Case study 23.1
After reading the case study, please write down some answers to the following questions.
Why do you think the patient had already been prepared for the mortuary before his family had been given the opportunity to sit quietly with their father?
Did your answer to question one relate to pressures for beds to be made available to admit people waiting in A&E? Did your answer consider that the nurses on the ward that day may have been very task-orientated and had not considered the needs of the daughters, only their own needs to keep on top of their workload? Whose interests were at the centre of care – the patient’s and his family’s or the nurses?
Why do you think the daughters returned to the ward the day after their father died?
Did your answer to question two consider the daughters’ need to seek closure or a need to better understand what had happened in their absence? Could they have been feeling any sense of guilt, regret or anger? Maybe they wanted to be reassured that their father died surrounded by people who cared.
Where do you think you should primarily look to understand better the role of a nurse and the correct attitudes expected to be owned by registered nurses in the UK?
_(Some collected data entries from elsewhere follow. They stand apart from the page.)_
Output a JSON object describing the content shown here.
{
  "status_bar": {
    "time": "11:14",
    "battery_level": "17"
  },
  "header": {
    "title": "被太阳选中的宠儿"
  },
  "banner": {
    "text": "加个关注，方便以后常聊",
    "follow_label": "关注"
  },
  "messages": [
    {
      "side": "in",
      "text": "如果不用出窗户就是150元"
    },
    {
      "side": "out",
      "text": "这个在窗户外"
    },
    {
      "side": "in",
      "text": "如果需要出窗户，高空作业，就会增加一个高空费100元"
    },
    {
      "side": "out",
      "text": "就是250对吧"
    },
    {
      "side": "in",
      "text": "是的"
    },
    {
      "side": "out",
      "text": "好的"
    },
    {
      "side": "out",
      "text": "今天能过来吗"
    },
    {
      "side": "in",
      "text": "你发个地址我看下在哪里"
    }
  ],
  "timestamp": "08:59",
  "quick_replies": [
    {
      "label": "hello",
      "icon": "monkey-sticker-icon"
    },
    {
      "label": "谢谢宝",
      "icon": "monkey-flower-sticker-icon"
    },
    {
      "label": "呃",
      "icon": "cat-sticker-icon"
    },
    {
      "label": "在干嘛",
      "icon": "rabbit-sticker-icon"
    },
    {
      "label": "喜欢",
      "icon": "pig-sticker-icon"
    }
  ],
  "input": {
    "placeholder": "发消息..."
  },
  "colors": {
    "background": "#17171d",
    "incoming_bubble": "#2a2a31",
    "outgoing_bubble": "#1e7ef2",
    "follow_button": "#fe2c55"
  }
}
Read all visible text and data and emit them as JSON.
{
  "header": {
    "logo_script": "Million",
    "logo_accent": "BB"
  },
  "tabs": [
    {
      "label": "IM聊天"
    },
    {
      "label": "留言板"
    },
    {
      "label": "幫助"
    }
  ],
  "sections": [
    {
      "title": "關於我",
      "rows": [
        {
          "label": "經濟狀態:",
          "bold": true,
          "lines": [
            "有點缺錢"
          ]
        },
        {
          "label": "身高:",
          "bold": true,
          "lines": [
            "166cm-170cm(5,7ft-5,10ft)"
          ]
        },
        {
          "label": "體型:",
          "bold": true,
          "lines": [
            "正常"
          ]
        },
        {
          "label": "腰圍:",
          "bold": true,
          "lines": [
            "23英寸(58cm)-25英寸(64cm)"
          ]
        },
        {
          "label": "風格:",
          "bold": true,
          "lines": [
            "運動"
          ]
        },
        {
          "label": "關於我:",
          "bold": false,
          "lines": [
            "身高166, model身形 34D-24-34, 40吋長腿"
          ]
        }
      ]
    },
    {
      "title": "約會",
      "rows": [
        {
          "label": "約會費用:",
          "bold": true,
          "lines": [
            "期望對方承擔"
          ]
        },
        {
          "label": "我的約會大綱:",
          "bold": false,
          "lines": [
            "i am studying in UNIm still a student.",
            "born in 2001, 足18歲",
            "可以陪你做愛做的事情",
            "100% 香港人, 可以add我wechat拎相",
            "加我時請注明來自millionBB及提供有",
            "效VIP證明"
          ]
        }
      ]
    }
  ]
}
Did your answer to question three automatically make you think of the Code of Professional Conduct published by the NMC (2015)?
If you were the senior staff nurse, what approaches do you think you would have used to address the needs of the two daughters of the deceased patient?
Regarding question four, I hope you were able to identify many different ways in which you would have responded better to this situation. An interesting qualitative research paper by Keegan et al. (2001) identified a number of ways in which family members of people who had died in hospital and in the community had stated their needs had been responded to by caring and empathic nurses. One relative, who had not been present during the death of her loved one, stated that she appreciated a nurse going through the nursing records of the patient’s final few days of life, showing how the dying person had been well cared for. Another relative appreciated how the nurses gave her as much time as required to say her goodbyes and not rushing her off the ward so to free a bed. Were either of these approaches thought of by you? The paper by Keegan et al. provides other examples of care praised by the dead person’s relatives. I encourage you to read this article and reflect upon it.